We’re all a little strange to somebody but, hopefully, our strange ways make us a little special to somebody else. Even George Bush, Jade Goody and the Wayans brothers hold a cherished place in someone’s heart. That seems to be the message of Mr. Magorium’s Wonder Emporium, a film that’s occasionally baffling, sometimes maddening, but charming enough to embody what it preaches.
Firstly, anybody expecting the same brilliantly convoluted structure and casually clever dialogue Zach Helm brought to the screenplay of the tragically underrated Stranger Than Fiction will be left yearning. But while Magorium can’t match Fiction for linguistic finesse, it can keep up with it in ideas. Sometimes it has too many for its own good and an inability to always turn them into something fulfilling, but there’s only opportunity to be bored if you’re the type who found Moulin Rouge a bit sluggishly edited.
Struggling to contain all these little bursts of whimsy is the titular Emporium, a ramshackle little building in the heart of a grey metropolis. There resides Magorium himself (a lisping, just-this-side-of-grating Hoffman), his protégé Mahoney (Portman on appealing form), friendless child Eric (the likeable Mills) and Henry (the ever-exasperated Bateman), a dour accountant who’s been brought in to balance Magorium’s books before he chooses to depart (that’s kids’ movie talk for popping his clogs).
It’s an enchanting little world full of flying rockets, fire-breathing stuffed dragons and a little woollen monkey with the saddest button eyes you ever did see. Helm’s problem is that he gets too carried away with the wonder of this world, dwelling on inconsequential toy exploits and leaving the plot abandoned in the playpen.
There’s plenty to distract the attention, but not always enough to engage the emotions. Helm may not be quite, at least yet, as exciting a director as he is a writer, but he does know the right people from whom to borrow influences in telling a story about childhood of all ages. There are hints of Tim Burton, Jean-Pierre Jeunet and Steven Spielberg on show, though the film as a whole can’t hope to match those high benchmarks in terms of consistent quality.
While Magorium has many a rough edge, Helm pulls it together to hit the emotional moments square on.
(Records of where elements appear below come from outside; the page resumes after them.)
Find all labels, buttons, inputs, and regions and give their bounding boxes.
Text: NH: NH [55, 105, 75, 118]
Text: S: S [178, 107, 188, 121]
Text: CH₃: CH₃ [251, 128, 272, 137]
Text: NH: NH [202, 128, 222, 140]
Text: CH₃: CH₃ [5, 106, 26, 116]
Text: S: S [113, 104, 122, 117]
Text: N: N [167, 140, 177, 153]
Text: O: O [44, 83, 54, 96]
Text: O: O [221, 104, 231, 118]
When he tears himself away from the shop’s creative toy box to bring two characters together he can craft something genuinely affecting - like the beautifully underplayed farewell between Magorium and Mahoney, which features the film’s best dialogue and should wring a tear from many audience eyes. His film might be manic and distracted, but when it opens up its heart, you can’t help but love it a little.